When I first read the news of Bellarmine’s plans for a sports complex last month, my stomach sank.
First, let me admit my biases: I have never been a sports person; I am certainly not an athlete; I am in some of Bellarmine’s smaller programs; and I am mere weeks from graduation, so my cynicism levels have never been higher. With all that being said, I believe that these new plans for Bellarmine are in fact indicative of a problem plaguing our institution as a whole.
When I was a high school senior and choosing a college, Bellarmine appealed to me because of its small-sized campus, classes and student body. I knew that, unlike at the state schools I was considering or the larger private schools, I could form relationships with my professors and peers. Bellarmine’s small size was stressed during the tours as one of its best features, and academics the most important aspect of college life (as it should be at an institution of higher education).
But as we all know, campus tours are far from accurate depictions of reality. Over the last four years, I have watched as Bellarmine administrators prioritized expansion and construction over academia. Vision 2020 encouraged student admissions at all costs, while current students struggled to afford and access their classes. Bellarmine raised $25 million for Centro construction/renovation, while other buildings on campus like Pasteur and Norton Fine Arts are outdated and often in disrepair. Though I received the annual tuition hike email every spring, I never felt as though my quality of education rose alongside it.
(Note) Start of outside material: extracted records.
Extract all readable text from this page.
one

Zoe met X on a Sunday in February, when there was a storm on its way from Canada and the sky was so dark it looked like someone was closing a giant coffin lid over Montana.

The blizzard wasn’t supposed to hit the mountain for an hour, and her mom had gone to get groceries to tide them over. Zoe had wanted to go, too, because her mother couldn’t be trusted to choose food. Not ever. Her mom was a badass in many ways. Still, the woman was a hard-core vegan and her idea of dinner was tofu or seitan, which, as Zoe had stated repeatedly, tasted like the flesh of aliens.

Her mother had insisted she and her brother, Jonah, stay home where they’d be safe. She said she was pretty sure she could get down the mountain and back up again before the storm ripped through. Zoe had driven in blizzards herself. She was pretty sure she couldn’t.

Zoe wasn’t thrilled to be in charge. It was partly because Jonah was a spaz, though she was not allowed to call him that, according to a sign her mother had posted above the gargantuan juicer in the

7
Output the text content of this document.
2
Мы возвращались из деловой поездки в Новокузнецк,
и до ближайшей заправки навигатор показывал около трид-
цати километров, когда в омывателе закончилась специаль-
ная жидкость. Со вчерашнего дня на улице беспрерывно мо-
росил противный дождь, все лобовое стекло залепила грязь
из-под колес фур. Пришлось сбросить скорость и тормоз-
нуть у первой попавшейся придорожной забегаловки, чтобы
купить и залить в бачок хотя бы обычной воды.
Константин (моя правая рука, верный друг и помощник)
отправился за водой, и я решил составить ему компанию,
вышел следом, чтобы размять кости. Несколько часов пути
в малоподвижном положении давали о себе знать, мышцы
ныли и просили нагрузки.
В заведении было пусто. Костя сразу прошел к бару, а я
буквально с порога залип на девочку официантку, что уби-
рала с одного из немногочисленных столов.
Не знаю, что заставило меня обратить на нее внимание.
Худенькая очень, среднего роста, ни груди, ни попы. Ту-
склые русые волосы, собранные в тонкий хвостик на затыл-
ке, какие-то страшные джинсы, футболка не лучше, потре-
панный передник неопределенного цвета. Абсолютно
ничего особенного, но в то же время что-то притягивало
In the sociology department, for example, there are and have been three full-time faculty members over my Bellarmine career. They average 3 to 4 classes a semester, while also juggling committees, advising and research. The rest of the classes are relegated to adjunct faculty, who are paid next to minimum wage and often must balance multiple classes across multiple universities to make ends meet. Most of my classes have been taught by adjuncts, and many of them have been phenomenal. However, I wonder how many more of them could have been phenomenal given fair compensation for their time, and how many future connections could have been made if they had known me better.
This all brings me to my ultimate point: Bellarmine is following a national trend in higher education of deprioritizing academics in favor of fancy facilities and extracurricular activities, of lowering academic standards in the interests of expanding both the campus and the wallets of administrators.
At most colleges, the majority of athletics’ funds come from vaguely defined “student fees,” slipping by the attentions of those already drowning in student debt (I could not find specific athletic funding figures on Bellarmine’s website). On average, colleges spend almost seven times more per athlete than they spend on educating students, according to USA Today. Of 3,846 students at Bellarmine, only about 380 are student athletes, so the planned sports complex will be used only by around 10 percent of our student body. In addition, the complex is more than a mile from campus, meaning even fewer will likely access it. Will the remaining 90 percent of us be benefited by this expansion? I highly doubt it.
Across the country, administrators have raised tuition and student fees to accommodate skyrocketing athletic department budgets. The most common justification is that increasing athletics brings more students to a school, resulting in more funding for the rest in the long run. However, there is simply no evidence to support this. With football programs specifically, the outlook is even bleaker: according to Ethos, 82 percent of college football programs lose an average of $11 million per year, particularly at schools with small programs (as BU’s undoubtedly would be). To make up for these losses, admins raise fees, and this financial cycling results in our nationwide student debt crisis.
Bellarmine University will never be a Division I school in big sports like football or basketball, at least in our lifetimes. Personally, I don’t want it to be. If I had wanted to attend one of those schools, I would have – but I wanted a small school with a focus on academics instead. Unfortunately, Bellarmine’s administrators seem to have other ideas. The plans for this sports complex are a final disappointment in my personal tome of university missteps. I hope that admins will take the time to truly reconsider if another non-academic venture will benefit students seeking a quality higher education.
When I graduate in May, I will have been billed for around $150,000 in tuition, fees, and room and board for my time at Bellarmine. With a university-wide move from quality to quantities, I worry that my degree will lose value as time goes on, and I do not feel as though my Bellarmine academic experience was truly worth those six figures. Do you?